Neue Flugroute ausgespäht

Im Hildesheimer Raum taucht der Silberreiher überhaupt erst seit 20 Jahren regelmäßig auf. Bis dahin galt er hier als ausgesprochene Rarität. Die Ornithologen des OVH haben die Entwicklung genau dokumentiert: 2011 gab es 295 Beobachtungen, seither nehmen die Meldungen von Jahr zu Jahr zu und erreichten 2021 mit 1050 Meldungen einen Rekord.

„Es handelt sich um die stärkste Bestandszunahme aller Vogelarten in Europa“, sagt Pahl. Offenbar haben die Wintergäste ihre Flugrouten geändert und sich neue Überwinterungsgebiete in Mittel- und Westeuropa gesucht. Größere Gruppen werden etwa vom Niederrhein und von der deutsch-holländischen Grenze gemeldet.

Im Sommer Abflug gen Süden

In den Sommermonaten a

ber sind sie alle wieder weg. Denn zum Brüten brauchen sie alte Schilfbestände, um ihre bis zu einen Meter großen Nester in unzugänglichem Röhricht dicht an dicht auf der Erde zu errichten. Graureiher hingegen bauen ihre Nester in Baumwipfeln. Im April oder Mai legen die Weibchen drei bis fünf hellblaue Eier, 75 Prozent der Jungvögel überleben das erste Lebensjahr nicht.

In unserer Gegend brüten die Vögel nicht. 2012 sollen zwei Paare in Mecklenburg Nachwuchs aufgezogen haben. Doch ausgedehnte alte Schilfbestände sucht man hier ja auch vergeblich.

Doppelgänger aus dem Zoo

Um einen Silberreiher zu sehen, sollte man genau hinschauen, denn es gibt bei uns zwei weitere weißgefiederte Reiher.
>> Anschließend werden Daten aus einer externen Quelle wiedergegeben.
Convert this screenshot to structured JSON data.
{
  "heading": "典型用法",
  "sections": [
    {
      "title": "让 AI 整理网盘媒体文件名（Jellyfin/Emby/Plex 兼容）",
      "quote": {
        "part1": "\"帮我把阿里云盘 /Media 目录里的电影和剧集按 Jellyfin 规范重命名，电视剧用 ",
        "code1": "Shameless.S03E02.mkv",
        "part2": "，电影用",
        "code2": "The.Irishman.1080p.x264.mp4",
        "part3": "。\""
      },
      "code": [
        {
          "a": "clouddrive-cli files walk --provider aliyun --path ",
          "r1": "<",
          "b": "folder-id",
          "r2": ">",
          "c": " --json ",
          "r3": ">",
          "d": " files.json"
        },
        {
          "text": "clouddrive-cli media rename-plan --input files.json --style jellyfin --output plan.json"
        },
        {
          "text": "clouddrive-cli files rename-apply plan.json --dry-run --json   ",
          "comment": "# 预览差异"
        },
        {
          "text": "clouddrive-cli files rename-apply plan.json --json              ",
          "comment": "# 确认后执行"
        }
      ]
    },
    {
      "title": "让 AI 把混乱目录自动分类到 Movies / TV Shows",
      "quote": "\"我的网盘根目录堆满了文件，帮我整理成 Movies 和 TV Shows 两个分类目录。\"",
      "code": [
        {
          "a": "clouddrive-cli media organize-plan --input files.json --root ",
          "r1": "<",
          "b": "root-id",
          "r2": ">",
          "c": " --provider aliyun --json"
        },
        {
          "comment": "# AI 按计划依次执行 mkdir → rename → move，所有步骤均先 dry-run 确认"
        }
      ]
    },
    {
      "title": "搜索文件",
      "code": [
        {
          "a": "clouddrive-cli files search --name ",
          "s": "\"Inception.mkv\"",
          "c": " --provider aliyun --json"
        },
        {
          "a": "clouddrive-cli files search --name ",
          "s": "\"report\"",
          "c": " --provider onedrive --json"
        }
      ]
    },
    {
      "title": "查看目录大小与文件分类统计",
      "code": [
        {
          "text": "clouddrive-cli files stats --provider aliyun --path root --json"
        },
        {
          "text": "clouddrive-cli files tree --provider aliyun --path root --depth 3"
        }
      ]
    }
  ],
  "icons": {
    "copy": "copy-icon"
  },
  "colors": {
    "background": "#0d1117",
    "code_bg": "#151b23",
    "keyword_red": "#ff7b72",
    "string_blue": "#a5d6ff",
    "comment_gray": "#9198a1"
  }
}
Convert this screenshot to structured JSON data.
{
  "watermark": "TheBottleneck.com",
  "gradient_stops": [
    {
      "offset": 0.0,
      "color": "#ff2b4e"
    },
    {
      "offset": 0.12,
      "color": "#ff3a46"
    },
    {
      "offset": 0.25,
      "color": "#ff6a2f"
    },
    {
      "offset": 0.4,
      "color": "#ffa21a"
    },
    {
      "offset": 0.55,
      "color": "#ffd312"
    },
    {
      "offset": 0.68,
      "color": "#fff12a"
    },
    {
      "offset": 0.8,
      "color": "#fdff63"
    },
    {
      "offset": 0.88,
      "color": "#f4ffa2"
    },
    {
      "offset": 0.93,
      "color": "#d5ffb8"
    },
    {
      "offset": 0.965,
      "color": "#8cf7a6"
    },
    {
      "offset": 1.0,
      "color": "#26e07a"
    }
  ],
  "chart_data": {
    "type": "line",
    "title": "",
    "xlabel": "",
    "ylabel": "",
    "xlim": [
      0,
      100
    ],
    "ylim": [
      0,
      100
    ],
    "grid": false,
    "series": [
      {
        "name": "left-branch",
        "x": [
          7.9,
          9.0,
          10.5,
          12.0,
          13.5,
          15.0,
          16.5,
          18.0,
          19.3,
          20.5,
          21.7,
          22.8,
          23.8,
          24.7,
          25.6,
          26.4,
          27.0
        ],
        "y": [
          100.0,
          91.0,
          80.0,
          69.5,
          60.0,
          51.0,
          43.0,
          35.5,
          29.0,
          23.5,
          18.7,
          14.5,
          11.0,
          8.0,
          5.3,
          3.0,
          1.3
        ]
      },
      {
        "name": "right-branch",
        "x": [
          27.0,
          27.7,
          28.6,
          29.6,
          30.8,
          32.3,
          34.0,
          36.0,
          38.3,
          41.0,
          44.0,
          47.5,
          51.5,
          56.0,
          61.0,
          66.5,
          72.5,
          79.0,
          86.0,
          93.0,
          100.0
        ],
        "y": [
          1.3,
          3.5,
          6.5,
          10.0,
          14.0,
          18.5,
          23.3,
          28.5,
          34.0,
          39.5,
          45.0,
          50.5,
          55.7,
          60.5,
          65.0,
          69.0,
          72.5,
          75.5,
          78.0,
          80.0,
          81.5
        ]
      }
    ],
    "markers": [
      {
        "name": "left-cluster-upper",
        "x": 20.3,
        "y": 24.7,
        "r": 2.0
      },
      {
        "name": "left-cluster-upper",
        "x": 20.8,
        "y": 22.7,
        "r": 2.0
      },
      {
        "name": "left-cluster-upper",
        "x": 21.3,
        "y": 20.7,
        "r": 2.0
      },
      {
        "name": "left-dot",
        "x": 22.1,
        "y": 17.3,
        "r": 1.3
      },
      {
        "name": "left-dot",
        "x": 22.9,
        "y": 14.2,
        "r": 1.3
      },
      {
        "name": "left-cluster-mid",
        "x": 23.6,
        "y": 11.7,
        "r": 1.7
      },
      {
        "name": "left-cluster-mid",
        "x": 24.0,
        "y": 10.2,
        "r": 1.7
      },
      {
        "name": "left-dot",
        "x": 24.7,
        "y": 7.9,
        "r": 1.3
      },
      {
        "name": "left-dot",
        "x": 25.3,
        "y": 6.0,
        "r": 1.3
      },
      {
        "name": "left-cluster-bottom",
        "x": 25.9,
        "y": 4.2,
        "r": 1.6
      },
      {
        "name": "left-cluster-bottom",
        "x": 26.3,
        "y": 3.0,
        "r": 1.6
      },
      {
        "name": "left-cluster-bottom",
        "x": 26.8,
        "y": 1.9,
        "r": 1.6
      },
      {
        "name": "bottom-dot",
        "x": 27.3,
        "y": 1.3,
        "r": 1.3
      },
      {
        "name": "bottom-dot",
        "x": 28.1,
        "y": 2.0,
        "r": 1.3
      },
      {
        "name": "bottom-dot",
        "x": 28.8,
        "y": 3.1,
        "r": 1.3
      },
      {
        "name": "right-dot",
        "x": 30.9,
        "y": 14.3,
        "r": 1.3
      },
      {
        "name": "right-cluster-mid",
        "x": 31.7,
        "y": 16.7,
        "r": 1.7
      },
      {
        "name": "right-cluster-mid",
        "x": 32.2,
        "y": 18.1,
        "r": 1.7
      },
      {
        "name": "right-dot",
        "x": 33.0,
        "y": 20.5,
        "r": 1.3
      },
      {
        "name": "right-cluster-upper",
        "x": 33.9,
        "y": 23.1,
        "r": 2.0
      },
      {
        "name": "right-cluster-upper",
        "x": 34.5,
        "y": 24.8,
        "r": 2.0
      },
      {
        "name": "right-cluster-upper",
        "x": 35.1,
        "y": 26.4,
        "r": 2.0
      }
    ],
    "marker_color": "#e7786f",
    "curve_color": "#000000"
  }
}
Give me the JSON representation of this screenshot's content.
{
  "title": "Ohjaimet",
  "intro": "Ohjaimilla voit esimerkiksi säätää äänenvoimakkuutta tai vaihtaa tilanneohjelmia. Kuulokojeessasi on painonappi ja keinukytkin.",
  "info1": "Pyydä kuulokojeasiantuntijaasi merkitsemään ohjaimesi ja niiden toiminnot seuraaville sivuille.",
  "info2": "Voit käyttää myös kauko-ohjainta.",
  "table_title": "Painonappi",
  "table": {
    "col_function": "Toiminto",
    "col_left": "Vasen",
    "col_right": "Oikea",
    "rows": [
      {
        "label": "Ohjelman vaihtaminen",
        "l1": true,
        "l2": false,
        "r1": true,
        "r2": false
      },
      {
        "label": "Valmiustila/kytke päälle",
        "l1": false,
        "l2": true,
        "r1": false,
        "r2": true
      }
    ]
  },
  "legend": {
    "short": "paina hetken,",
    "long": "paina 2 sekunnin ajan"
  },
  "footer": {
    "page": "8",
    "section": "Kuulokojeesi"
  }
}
Seidenreiher sind aber nur halb so groß, und Kuhreiher, die eigentlich in Südeuropa und Nordwestafrika leben, haben gelbe Beine, einen gelben Schnabel und während der Brutzeit ein orange-braunes Kopfgefieder.

Wie die hierher kommen? Im Zoo Hannover gibt es eine freifliegende Kolonie dieser kleinen Reiher, die gelegentlich Ausflüge in den Nordkreis unternimmt. Der viel größere Weißstorch bevorzugt zwar den gleichen Lebensraum wie Reiher, allerdings hat er einen roten Schnabel, rote Beine und immer schwarzes Fluggefieder.